La maggior parte delle infezioni intra-addominali (IAI) sono il risultato di processi con infiammazione e perforazioni del tratto gastrointestinale, come l’appendicite, l’ulcera peptica e la diverticolite (una comune patologia dell’apparato digerente che porta alla formazione di sacche all’interno della parete intestinale). La IAI è un’importante causa di morbidità e mortalità. Di fatto, è la seconda causa più comunemente identificata di sepsi grave nelle unità di terapia intensiva.

 

Infezione Complicata del Tratto Urinario (cUTI)

Le infezioni complicate del tratto urinario (cUTI) sono definite come una sindrome clinica caratterizzata da piuria e da un patogeno microbico documentato nell’urina o nel sangue. I pazienti solitamente presentano sintomi quali febbre, brividi, malessere, dolore al fianco, dolore alla schiena e/o dolore o indolenzimento a livello dell’angolo costo-vertebrale, che si verificano in presenza di un’anomalia funzionale o anatomica del tratto urinario o in presenza di cateterizzazione.

 

Polmonite Nosocomiale (HAP), inclusa la Polmonite Associata a Ventilazione (VAP)

La polmonite nosocomiale (HAP) si riferisce allo sviluppo di infezioni polmonari in seguito a un ricovero in ospedale del paziente di almeno 48 ore. Se, trascorse le 48 ore l’infezione si sviluppa nonostante il ricorso all’intubazione e alla ventilazione meccanica, la condizione viene chiamata polmonite associata a ventilazione (VAP).

La polmonite associata a ventilazione è generalmente una malattia grave che richiede un trattamento nell’unità di terapia intensiva.

 

AstraZeneca

AstraZeneca è un’azienda biofarmaceutica globale orientata all’innovazione e focalizzata su scala internazionale nella ricerca scientifica, nello sviluppo e nella commercializzazione di farmaci con obbligo di prescrizione medica per patologie cardiovascolari, metaboliche, respiratorie, infiammatorie, autoimmuni, oncologiche, infezioni e disturbi del sistema nervoso centrale. AstraZeneca opera in oltre 100 Paesi e i suoi farmaci innovativi sono utilizzati da milioni di pazienti nel mondo. Nel 2015 ha investito in R&S 5,6 miliardi di dollari pari a circa il 23% del proprio fatturato globale.

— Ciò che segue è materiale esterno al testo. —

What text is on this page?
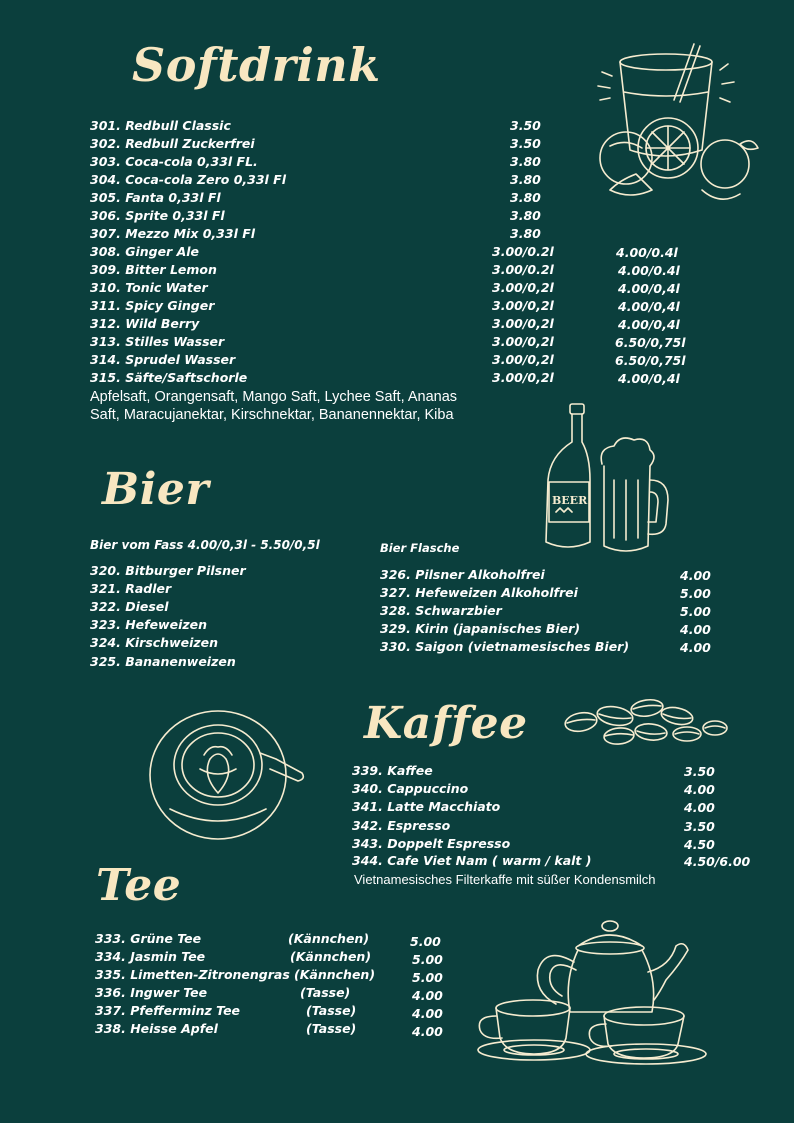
Softdrink
301. Redbull Classic
302. Redbull Zuckerfrei
303. Coca-cola 0,33l FL.
304. Coca-cola Zero 0,33l Fl
305. Fanta 0,33l Fl
306. Sprite 0,33l Fl
307. Mezzo Mix 0,33l Fl
308. Ginger Ale
309. Bitter Lemon
310. Tonic Water
311. Spicy Ginger
312. Wild Berry
313. Stilles Wasser
314. Sprudel Wasser
315. Säfte/Saftschorle
3.50
3.50
3.80
3.80
3.80
3.80
3.80
3.00/0.2l
3.00/0.2l
3.00/0,2l
3.00/0,2l
3.00/0,2l
3.00/0,2l
3.00/0,2l
3.00/0,2l
4.00/0.4l
4.00/0.4l
4.00/0,4l
4.00/0,4l
4.00/0,4l
6.50/0,75l
6.50/0,75l
4.00/0,4l
Apfelsaft, Orangensaft, Mango Saft, Lychee Saft, Ananas
Saft, Maracujanektar, Kirschnektar, Bananennektar, Kiba
Bier
Bier vom Fass 4.00/0,3l - 5.50/0,5l	Bier Flasche
320. Bitburger Pilsner
321. Radler
322. Diesel
323. Hefeweizen
324. Kirschweizen
325. Bananenweizen
326. Pilsner Alkoholfrei
327. Hefeweizen Alkoholfrei
328. Schwarzbier
329. Kirin (japanisches Bier)
330. Saigon (vietnamesisches Bier)
4.00
5.00
5.00
4.00
4.00
BEER
Kaffee
339. Kaffee
340. Cappuccino
341. Latte Macchiato
342. Espresso
343. Doppelt Espresso
344. Cafe Viet Nam ( warm / kalt )
3.50
4.00
4.00
3.50
4.50
4.50/6.00
Vietnamesisches Filterkaffe mit süßer Kondensmilch
Tee
333. Grüne Tee
334. Jasmin Tee
335. Limetten-Zitronengras
336. Ingwer Tee
337. Pfefferminz Tee
338. Heisse Apfel
(Kännchen)
(Kännchen)
(Kännchen)
(Tasse)
(Tasse)
(Tasse)
5.00
5.00
5.00
4.00
4.00
4.00
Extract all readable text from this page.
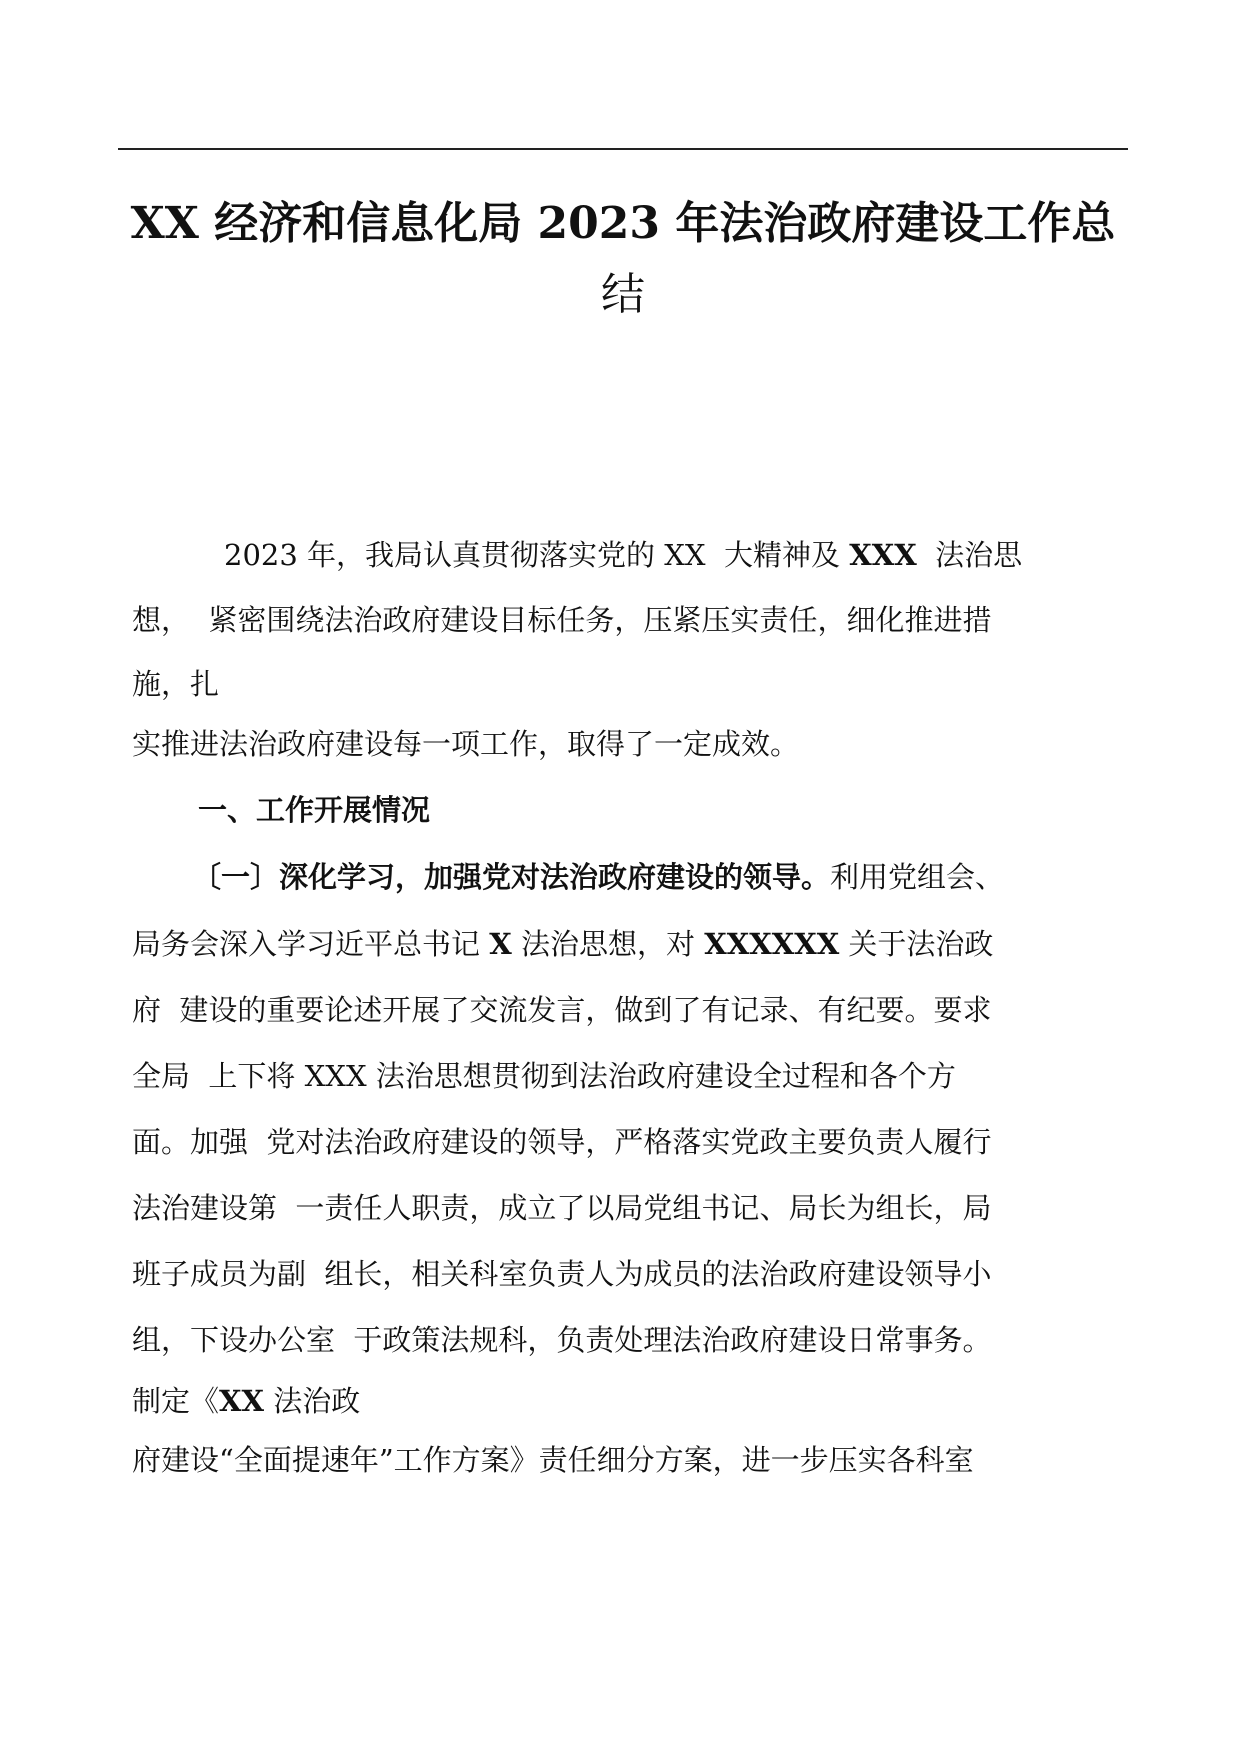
XX 经济和信息化局 2023 年法治政府建设工作总
结
2023 年，我局认真贯彻落实党的 XX  大精神及 XXX  法治思
想，  紧密围绕法治政府建设目标任务，压紧压实责任，细化推进措
施，扎
实推进法治政府建设每一项工作，取得了一定成效。
一、工作开展情况
〔一〕深化学习，加强党对法治政府建设的领导。利用党组会、
局务会深入学习近平总书记 X 法治思想，对 XXXXXX 关于法治政
府  建设的重要论述开展了交流发言，做到了有记录、有纪要。要求
全局  上下将 XXX 法治思想贯彻到法治政府建设全过程和各个方
面。加强  党对法治政府建设的领导，严格落实党政主要负责人履行
法治建设第  一责任人职责，成立了以局党组书记、局长为组长，局
班子成员为副  组长，相关科室负责人为成员的法治政府建设领导小
组，下设办公室  于政策法规科，负责处理法治政府建设日常事务。
制定《XX 法治政
府建设“全面提速年”工作方案》责任细分方案，进一步压实各科室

In Italia ha in corso 87 studi clinici che coinvolgono quasi 600 centri di ricerca e più di 18 mila pazienti.

 

Maggiori informazioni su: http://www.astrazeneca.it/

Riferimenti bibliografici

 

Centro europeo per la prevenzione e il controllo delle malattie (CEPCM). Technical Report: the bacterial challenge: time to react. Disponibile su: http://www.ema.europa.eu/docs/en_GB/document_library/Report/2009/11/WC500008770.pdf Consultato nell’aprile del 2016.

Review on AMR, Antimicrobial resistance: Tackling a crisis for the health and wealth of nations, 2014.